Update: How big is portfolio trading?

Dan Barnes
3580

In November 2020, we assessed the prevailing research on the size of portfolio trading in the corporate bond market. A new report from Coalition Greenwich, penned by Kevin McPartland, head of market structure and technology research, has estimated that in 2020 portfolio ‘buy’ trades saw an average 7.5 basis points (bps) price improvement and sells achieved 9.2 bps, when compared against the most recent price that a bond traded at according to Bloomberg’s BVAL mid-price. In total 72% of trades saw price improvement. This suggests that portfolio trading has real value, and therefore growth prospects.

Kevin McPartland, Coalition Greenwich

The value that portfolio trading provides is more than just price, as the report acknowledges.
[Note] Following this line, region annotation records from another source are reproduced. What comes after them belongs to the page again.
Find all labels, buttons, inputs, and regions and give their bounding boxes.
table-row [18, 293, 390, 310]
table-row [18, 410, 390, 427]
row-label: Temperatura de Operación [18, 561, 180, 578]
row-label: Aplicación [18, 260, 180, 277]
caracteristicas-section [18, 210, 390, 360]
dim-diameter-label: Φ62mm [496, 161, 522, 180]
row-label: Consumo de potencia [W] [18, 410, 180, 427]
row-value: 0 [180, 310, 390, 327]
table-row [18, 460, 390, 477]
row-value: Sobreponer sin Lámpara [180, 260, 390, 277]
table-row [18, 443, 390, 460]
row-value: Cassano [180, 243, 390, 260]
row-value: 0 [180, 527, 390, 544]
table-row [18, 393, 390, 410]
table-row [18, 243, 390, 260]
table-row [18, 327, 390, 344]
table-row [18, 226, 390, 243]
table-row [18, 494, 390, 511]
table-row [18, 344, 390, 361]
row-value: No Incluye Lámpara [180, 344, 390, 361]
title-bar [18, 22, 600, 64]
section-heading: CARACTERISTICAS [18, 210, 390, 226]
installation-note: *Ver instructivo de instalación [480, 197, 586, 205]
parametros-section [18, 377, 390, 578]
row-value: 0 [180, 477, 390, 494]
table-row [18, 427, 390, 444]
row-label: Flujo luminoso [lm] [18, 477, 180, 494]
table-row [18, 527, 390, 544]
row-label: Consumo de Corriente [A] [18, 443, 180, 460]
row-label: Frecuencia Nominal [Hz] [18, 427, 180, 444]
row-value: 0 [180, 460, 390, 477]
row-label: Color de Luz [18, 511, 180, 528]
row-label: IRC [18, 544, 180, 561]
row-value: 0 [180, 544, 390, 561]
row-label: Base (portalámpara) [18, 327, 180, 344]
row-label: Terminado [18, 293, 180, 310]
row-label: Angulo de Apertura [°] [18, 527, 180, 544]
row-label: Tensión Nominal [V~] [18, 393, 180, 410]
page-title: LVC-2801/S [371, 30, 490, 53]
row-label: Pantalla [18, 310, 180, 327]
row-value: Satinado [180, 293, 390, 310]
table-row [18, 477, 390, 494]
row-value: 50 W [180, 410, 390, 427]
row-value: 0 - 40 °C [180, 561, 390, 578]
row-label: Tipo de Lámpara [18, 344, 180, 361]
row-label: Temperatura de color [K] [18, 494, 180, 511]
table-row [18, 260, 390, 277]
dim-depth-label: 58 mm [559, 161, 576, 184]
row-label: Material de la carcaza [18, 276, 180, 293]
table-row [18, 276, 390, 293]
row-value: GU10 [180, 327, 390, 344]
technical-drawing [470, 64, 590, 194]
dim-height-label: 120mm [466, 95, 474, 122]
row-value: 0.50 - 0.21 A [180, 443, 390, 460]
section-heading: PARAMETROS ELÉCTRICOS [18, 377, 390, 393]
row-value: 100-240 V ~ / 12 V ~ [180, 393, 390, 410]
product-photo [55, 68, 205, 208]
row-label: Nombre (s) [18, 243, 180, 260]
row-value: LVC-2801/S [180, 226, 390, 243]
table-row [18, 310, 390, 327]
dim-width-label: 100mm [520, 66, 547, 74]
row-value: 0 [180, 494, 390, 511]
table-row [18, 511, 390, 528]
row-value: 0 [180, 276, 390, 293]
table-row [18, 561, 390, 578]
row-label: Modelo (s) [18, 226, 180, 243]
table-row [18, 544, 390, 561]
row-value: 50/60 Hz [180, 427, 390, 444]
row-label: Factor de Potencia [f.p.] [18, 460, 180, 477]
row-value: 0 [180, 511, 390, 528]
If a counterparty can price for a liquid bond on the condition that they also price for an illiquid bond it seems to encourage them. Bonds with a Tradeweb liquidity score of 3 or less (on a scale of 1–10) are traded 55% higher in a portfolio trade.

The DESK’s research in Q4 last year found that as a protocol portfolio trading accounted for 5% of trading for active portfolios (4% with dealers in competition, 1% non-competitive) and 4% for passive portfolios (all in-comp).
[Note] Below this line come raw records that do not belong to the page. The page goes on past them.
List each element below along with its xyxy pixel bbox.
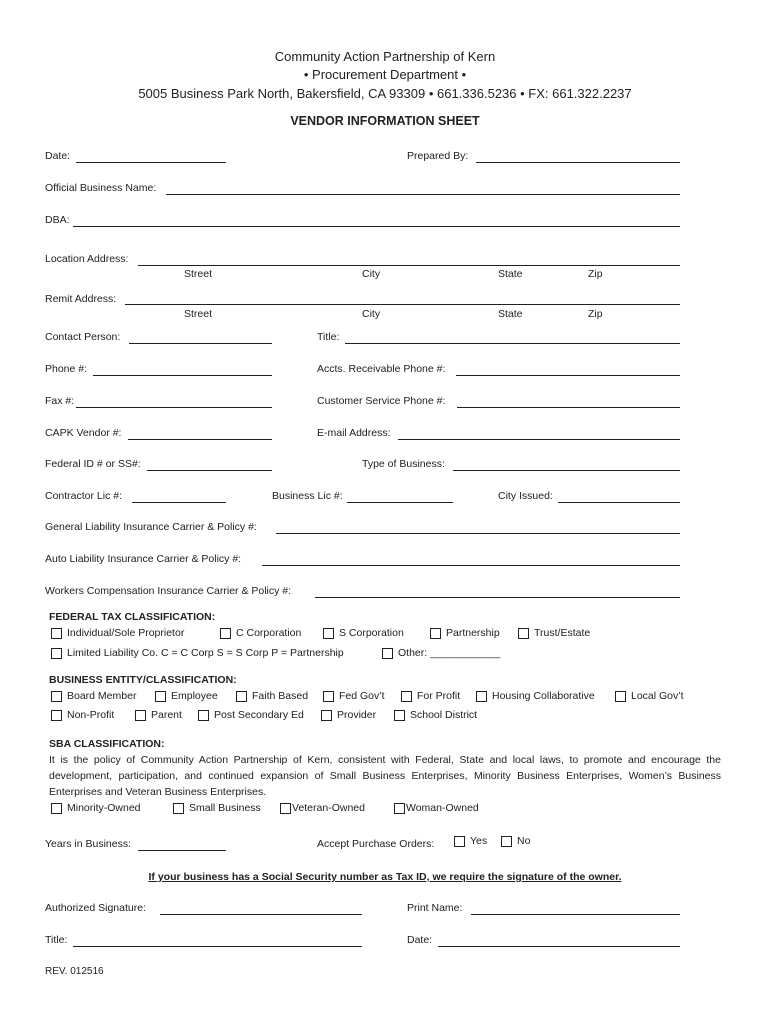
checkbox-icon[interactable] [518,628,529,639]
location-street-label: Street [184,268,213,280]
auto-insurance-label: Auto Liability Insurance Carrier & Policy #: [45,553,242,565]
contractor-lic-field[interactable] [132,502,226,503]
wc-insurance-field[interactable] [315,597,680,598]
authorized-signature-field[interactable] [160,914,362,915]
remit-address-field[interactable] [125,304,680,305]
tax-trust-option[interactable]: Trust/Estate [518,627,590,639]
remit-state-label: State [498,308,523,320]
signature-title-field[interactable] [73,946,362,947]
checkbox-icon[interactable] [220,628,231,639]
po-no-option[interactable]: No [501,835,530,847]
remit-zip-label: Zip [588,308,603,320]
sba-veteran-option[interactable]: Veteran-Owned [280,802,365,814]
org-name: Community Action Partnership of Kern [274,49,496,64]
checkbox-icon[interactable] [51,648,62,659]
email-label: E-mail Address: [317,427,391,439]
entity-for-profit-option[interactable]: For Profit [401,690,460,702]
checkbox-icon[interactable] [615,691,626,702]
entity-parent-option[interactable]: Parent [135,709,182,721]
federal-tax-heading: FEDERAL TAX CLASSIFICATION: [49,611,216,623]
print-name-field[interactable] [471,914,680,915]
location-city-label: City [362,268,381,280]
checkbox-icon[interactable] [430,628,441,639]
entity-faith-based-option[interactable]: Faith Based [236,690,308,702]
entity-housing-collab-option[interactable]: Housing Collaborative [476,690,595,702]
date-label: Date: [45,150,71,162]
sba-woman-option[interactable]: Woman-Owned [394,802,479,814]
checkbox-icon[interactable] [236,691,247,702]
capk-vendor-label: CAPK Vendor #: [45,427,122,439]
entity-provider-option[interactable]: Provider [321,709,376,721]
signature-title-label: Title: [45,934,68,946]
remit-street-label: Street [184,308,213,320]
sba-policy-text: It is the policy of Community Action Partnership of Kern, consistent with Federal, State and local laws, to promote and encourage the development, participation, and continued expansion of Small Business Enterprises, Minority Business Enterprises, Women’s Business Enterprises and Veteran Business Enterprises. [49,754,721,798]
auto-insurance-field[interactable] [262,565,680,566]
entity-school-district-option[interactable]: School District [394,709,477,721]
org-address: 5005 Business Park North, Bakersfield, CA 93309 • 661.336.5236 • FX: 661.322.2237 [138,86,632,101]
years-in-business-label: Years in Business: [45,838,131,850]
checkbox-icon[interactable] [401,691,412,702]
authorized-signature-label: Authorized Signature: [45,902,146,914]
department-name: • Procurement Department • [303,67,467,82]
gl-insurance-label: General Liability Insurance Carrier & Policy #: [45,521,257,533]
years-in-business-field[interactable] [138,850,226,851]
checkbox-icon[interactable] [394,710,405,721]
ssn-signature-notice: If your business has a Social Security number as Tax ID, we require the signature of the owner. [148,871,622,883]
prepared-by-field[interactable] [476,162,680,163]
signature-date-field[interactable] [438,946,680,947]
tax-other-option[interactable]: Other: ____________ [382,647,500,659]
checkbox-icon[interactable] [51,628,62,639]
checkbox-icon[interactable] [454,836,465,847]
email-field[interactable] [398,439,680,440]
city-issued-label: City Issued: [498,490,553,502]
sba-heading: SBA CLASSIFICATION: [49,738,165,750]
fax-label: Fax #: [45,395,75,407]
fax-field[interactable] [76,407,272,408]
checkbox-icon[interactable] [321,710,332,721]
sba-minority-option[interactable]: Minority-Owned [51,802,141,814]
print-name-label: Print Name: [407,902,463,914]
capk-vendor-field[interactable] [128,439,272,440]
dba-label: DBA: [45,214,70,226]
dba-field[interactable] [73,226,680,227]
entity-board-member-option[interactable]: Board Member [51,690,136,702]
sba-small-business-option[interactable]: Small Business [173,802,261,814]
federal-id-field[interactable] [147,470,272,471]
city-issued-field[interactable] [558,502,680,503]
official-name-field[interactable] [166,194,680,195]
ar-phone-field[interactable] [456,375,680,376]
contractor-lic-label: Contractor Lic #: [45,490,123,502]
entity-fed-gov-option[interactable]: Fed Gov’t [323,690,385,702]
po-yes-option[interactable]: Yes [454,835,487,847]
checkbox-icon[interactable] [173,803,184,814]
title-label: Title: [317,331,340,343]
type-of-business-label: Type of Business: [362,458,445,470]
remit-city-label: City [362,308,381,320]
checkbox-icon[interactable] [135,710,146,721]
checkbox-icon[interactable] [51,803,62,814]
checkbox-icon[interactable] [51,691,62,702]
page-title: VENDOR INFORMATION SHEET [290,114,480,128]
date-field[interactable] [76,162,226,163]
business-lic-label: Business Lic #: [272,490,343,502]
remit-address-label: Remit Address: [45,293,117,305]
prepared-by-label: Prepared By: [407,150,469,162]
location-address-field[interactable] [138,265,680,266]
checkbox-icon[interactable] [51,710,62,721]
location-address-label: Location Address: [45,253,129,265]
checkbox-icon[interactable] [155,691,166,702]
gl-insurance-field[interactable] [276,533,680,534]
wc-insurance-label: Workers Compensation Insurance Carrier & Policy #: [45,585,292,597]
checkbox-icon[interactable] [280,803,291,814]
revision-label: REV. 012516 [45,966,104,977]
type-of-business-field[interactable] [453,470,680,471]
checkbox-icon[interactable] [382,648,393,659]
accept-po-label: Accept Purchase Orders: [317,838,435,850]
phone-field[interactable] [93,375,272,376]
entity-post-secondary-option[interactable]: Post Secondary Ed [198,709,304,721]
cs-phone-field[interactable] [457,407,680,408]
official-name-label: Official Business Name: [45,182,157,194]
tax-llc-option[interactable]: Limited Liability Co. C = C Corp S = S Corp P = Partnership [51,647,344,659]
ar-phone-label: Accts. Receivable Phone #: [317,363,446,375]
signature-date-label: Date: [407,934,433,946]
location-state-label: State [498,268,523,280]
contact-person-label: Contact Person: [45,331,121,343]
entity-non-profit-option[interactable]: Non-Profit [51,709,114,721]
business-lic-field[interactable] [347,502,453,503]
tax-partnership-option[interactable]: Partnership [430,627,500,639]
tax-c-corp-option[interactable]: C Corporation [220,627,301,639]
tax-s-corp-option[interactable]: S Corporation [323,627,404,639]
checkbox-icon[interactable] [476,691,487,702]
contact-person-field[interactable] [129,343,272,344]
business-entity-heading: BUSINESS ENTITY/CLASSIFICATION: [49,674,237,686]
checkbox-icon[interactable] [198,710,209,721]
tax-individual-option[interactable]: Individual/Sole Proprietor [51,627,184,639]
cs-phone-label: Customer Service Phone #: [317,395,446,407]
checkbox-icon[interactable] [394,803,405,814]
title-field[interactable] [345,343,680,344]
entity-employee-option[interactable]: Employee [155,690,218,702]
location-zip-label: Zip [588,268,603,280]
federal-id-label: Federal ID # or SS#: [45,458,141,470]
checkbox-icon[interactable] [501,836,512,847]
phone-label: Phone #: [45,363,88,375]
entity-local-gov-option[interactable]: Local Gov’t [615,690,684,702]
checkbox-icon[interactable] [323,691,334,702]
checkbox-icon[interactable] [323,628,334,639]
Interestingly, the Coalition Greenwich research found that 44% of traders received a competitive quotes from more than one dealer over 75% of the time with another 22% finding in-comp bids got competitive quotes from dealers between 50% and 75% of the time. It also noted that Tradeweb has seen in-comp deals the majority of the time.

Some of the biggest barriers to the use of portfolio trading, the report found, were in the ability of an asset manager to assess the value of a trade, and to interpret the value to a client or to compliance.

A trader may have a range of priorities for different orders, and a portfolio trade could satisfy different priorities simultaneously. A portfolio trade could help to buy an illiquid bond which was otherwise unavailable for above current market price while also delivering price improvement on buying other bonds which are more liquid; explaining these different advantages to the compliance team in an efficient way is very challenging.

Adoption of PT is not high – just 22% of US traders and 18% of European traders have executed a portfolio trade in the past year according to Coalition Greenwich. Yet McPartland argues that the 3–5% of volume for which portfolio trading currently accounts for “could easily grow to 8–10% within 18 months, depending on market volatility and other macro conditions.”

What will be interesting to track is where it grows in the corporate bond space. As a tool it is ready made for use by exchange traded fund managers, so its higher use in the high yield credit space – approximately 5% of value traded in the US – is likely to reflect the value that it offer to firms looking for liquidity in the HY market, as opposed to the more liquid investment grade (IG) market where it is closer to 3% of traded volume.